Methods: Treatment naïve HIV-1+ adults were randomized 1:1 to a single tablet regimen of E/C/F/TAF or E/C/F/TDF once daily in two double blind studies. Assessments included measures of renal function and bone mineral density (BMD). Four pre-specified secondary safety endpoints were tested: serum creatinine, treatment-emergent proteinuria, spine and hip BMD. Week 48 off-target side effects data are described.
Results: Combined, the two studies randomized and treated 1,733 subjects. Plasma TFV was >90% lower (mean [%CV] AUCtau 297 (20) vs. 3,410 (25) nghr/mL) in the E/C/F/TAF arm, compared to the E/C/F/TDF arm. Serum creatinine (mean [SD] change: +0.08 [0.124] vs +0.11 [0.217] mg/dL, p<0.001), quantified proteinuria (UPCR, median [Q1, Q3] % change; -3 [-35, +43] vs +20 [-23, +76], p<0.001), albuminuria (UACR, median [Q1, Q3] % change; -5 [-33, +36] vs +7 [-27, +62], p=0.001), retinol binding protein (RBP:Cr, median [Q1, Q3] % change; +9 [-23, +49] vs +51 [+3, +133]), beta-2-microglobulin (β-2-Mg:Cr, median [Q1, Q3] % change; -32 [-57, +4] vs +24 [-34, +168]), and fractional excretion of phosphate (median [Q1, Q3] % change; +0.9 [-2.0, +4.5] vs +1.7 [-1.6, +5.3]), all favored E/C/F/TAF. There were no cases of proximal tubulopathy in either arm. Mean (SD) % decrease in BMD was significantly less in the E/C/F/TAF arm for both lumbar spine (-1.30 [3.08] vs -2.86 [3.25], p<0.001) and total hip (-0.66 [3.26] vs -2.95 [3.41], p<0.001). Increases from baseline in bone turnover biomarkers (C-telopeptide and P1NP) and parathyroid hormone were significantly smaller in the E/C/F/TAF group compared with the E/C/F/TDF arm (p < 0.001 for all). Increases in fasting lipid parameters (total cholesterol, HDL, direct LDL, and triglycerides) were greater in the E/C/F/TAF arm (p < 0.001 for all).

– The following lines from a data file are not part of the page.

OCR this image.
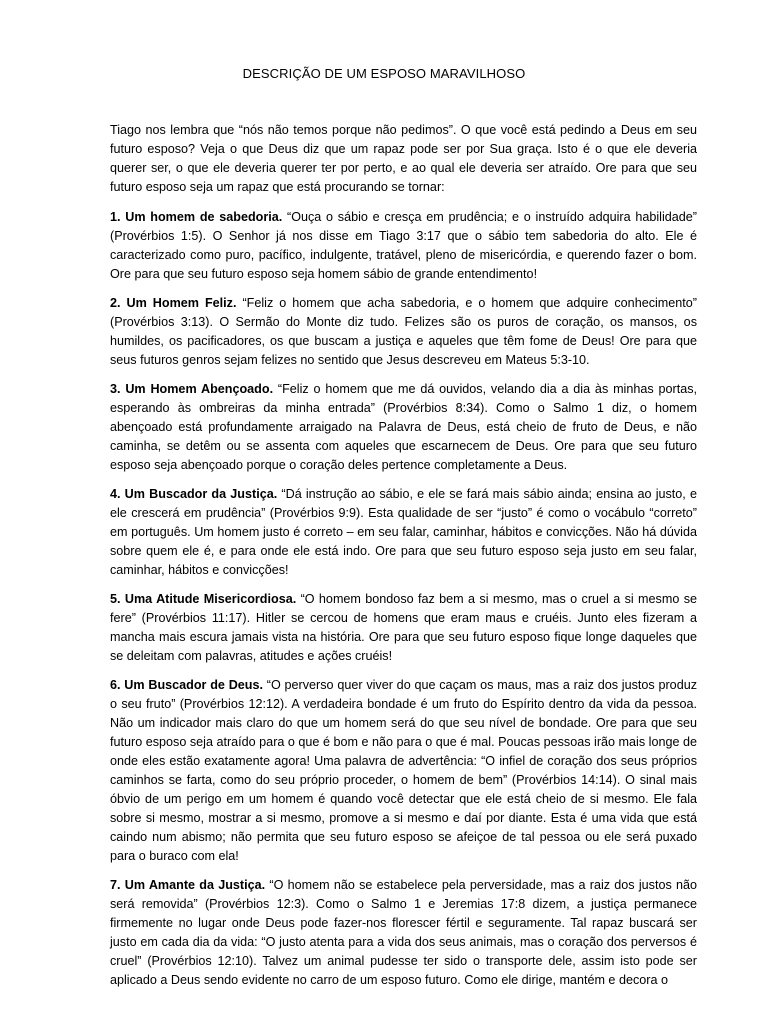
DESCRIÇÃO DE UM ESPOSO MARAVILHOSO

Tiago nos lembra que “nós não temos porque não pedimos”. O que você está pedindo a Deus em seu futuro esposo? Veja o que Deus diz que um rapaz pode ser por Sua graça. Isto é o que ele deveria querer ser, o que ele deveria querer ter por perto, e ao qual ele deveria ser atraído. Ore para que seu futuro esposo seja um rapaz que está procurando se tornar:

1. Um homem de sabedoria. “Ouça o sábio e cresça em prudência; e o instruído adquira habilidade” (Provérbios 1:5). O Senhor já nos disse em Tiago 3:17 que o sábio tem sabedoria do alto. Ele é caracterizado como puro, pacífico, indulgente, tratável, pleno de misericórdia, e querendo fazer o bom. Ore para que seu futuro esposo seja homem sábio de grande entendimento!

2. Um Homem Feliz. “Feliz o homem que acha sabedoria, e o homem que adquire conhecimento” (Provérbios 3:13). O Sermão do Monte diz tudo. Felizes são os puros de coração, os mansos, os humildes, os pacificadores, os que buscam a justiça e aqueles que têm fome de Deus! Ore para que seus futuros genros sejam felizes no sentido que Jesus descreveu em Mateus 5:3-10.

3. Um Homem Abençoado. “Feliz o homem que me dá ouvidos, velando dia a dia às minhas portas, esperando às ombreiras da minha entrada” (Provérbios 8:34). Como o Salmo 1 diz, o homem abençoado está profundamente arraigado na Palavra de Deus, está cheio de fruto de Deus, e não caminha, se detêm ou se assenta com aqueles que escarnecem de Deus. Ore para que seu futuro esposo seja abençoado porque o coração deles pertence completamente a Deus.

4. Um Buscador da Justiça. “Dá instrução ao sábio, e ele se fará mais sábio ainda; ensina ao justo, e ele crescerá em prudência” (Provérbios 9:9). Esta qualidade de ser “justo” é como o vocábulo “correto” em português. Um homem justo é correto – em seu falar, caminhar, hábitos e convicções. Não há dúvida sobre quem ele é, e para onde ele está indo. Ore para que seu futuro esposo seja justo em seu falar, caminhar, hábitos e convicções!

5. Uma Atitude Misericordiosa. “O homem bondoso faz bem a si mesmo, mas o cruel a si mesmo se fere” (Provérbios 11:17). Hitler se cercou de homens que eram maus e cruéis. Junto eles fizeram a mancha mais escura jamais vista na história. Ore para que seu futuro esposo fique longe daqueles que se deleitam com palavras, atitudes e ações cruéis!

6. Um Buscador de Deus. “O perverso quer viver do que caçam os maus, mas a raiz dos justos produz o seu fruto” (Provérbios 12:12). A verdadeira bondade é um fruto do Espírito dentro da vida da pessoa. Não um indicador mais claro do que um homem será do que seu nível de bondade. Ore para que seu futuro esposo seja atraído para o que é bom e não para o que é mal. Poucas pessoas irão mais longe de onde eles estão exatamente agora! Uma palavra de advertência: “O infiel de coração dos seus próprios caminhos se farta, como do seu próprio proceder, o homem de bem” (Provérbios 14:14). O sinal mais óbvio de um perigo em um homem é quando você detectar que ele está cheio de si mesmo. Ele fala sobre si mesmo, mostrar a si mesmo, promove a si mesmo e daí por diante. Esta é uma vida que está caindo num abismo; não permita que seu futuro esposo se afeiçoe de tal pessoa ou ele será puxado para o buraco com ela!

7. Um Amante da Justiça. “O homem não se estabelece pela perversidade, mas a raiz dos justos não será removida” (Provérbios 12:3). Como o Salmo 1 e Jeremias 17:8 dizem, a justiça permanece firmemente no lugar onde Deus pode fazer-nos florescer fértil e seguramente. Tal rapaz buscará ser justo em cada dia da vida: “O justo atenta para a vida dos seus animais, mas o coração dos perversos é cruel” (Provérbios 12:10). Talvez um animal pudesse ter sido o transporte dele, assim isto pode ser aplicado a Deus sendo evidente no carro de um esposo futuro. Como ele dirige, mantém e decora o
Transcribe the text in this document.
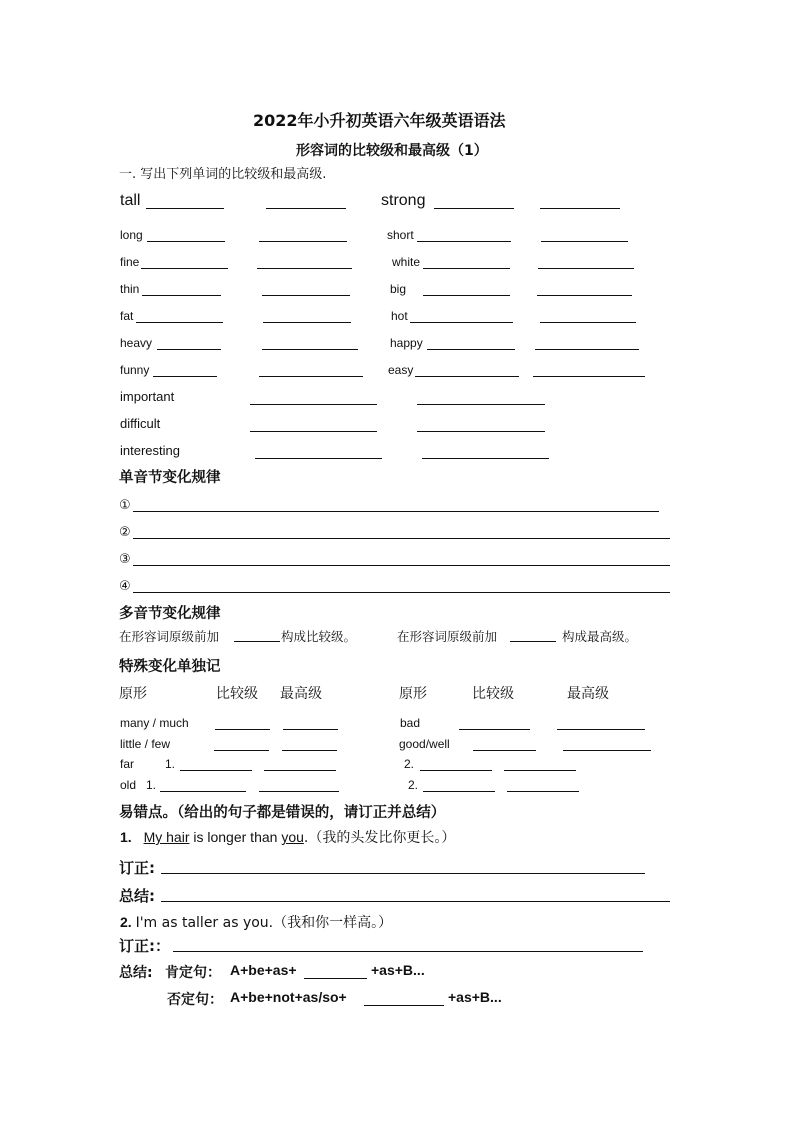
2022年小升初英语六年级英语语法
形容词的比较级和最高级（1）
一. 写出下列单词的比较级和最高级.
tall	strong
long	short
fine	white
thin	big
fat	hot
heavy	happy
funny	easy
important
difficult
interesting
单音节变化规律
①
②
③
④
多音节变化规律
在形容词原级前加	构成比较级。	在形容词原级前加	构成最高级。
特殊变化单独记
原形	比较级 最高级	原形	比较级	最高级
many / much	bad
little / few	good/well
far	1.	2.
old 1.	2.
易错点。（给出的句子都是错误的，请订正并总结）
1. My hair is longer than you.（我的头发比你更长。）
订正:
总结:
2. I'm as taller as you.（我和你一样高。）
订正:：
总结: 肯定句： A+be+as+	+as+B...
否定句： A+be+not+as/so+	+as+B...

Conclusions: Through 48 weeks, subjects receiving E/C/F/TAF had significantly better outcomes related to renal and bone health than those treated with E/C/F/TDF; lipid outcomes favored E/C/F/TDF. Collectively these data demonstrate important safety benefits of TAF relative to TDF, especially given the aging of the HIV population and the need for long-term treatment.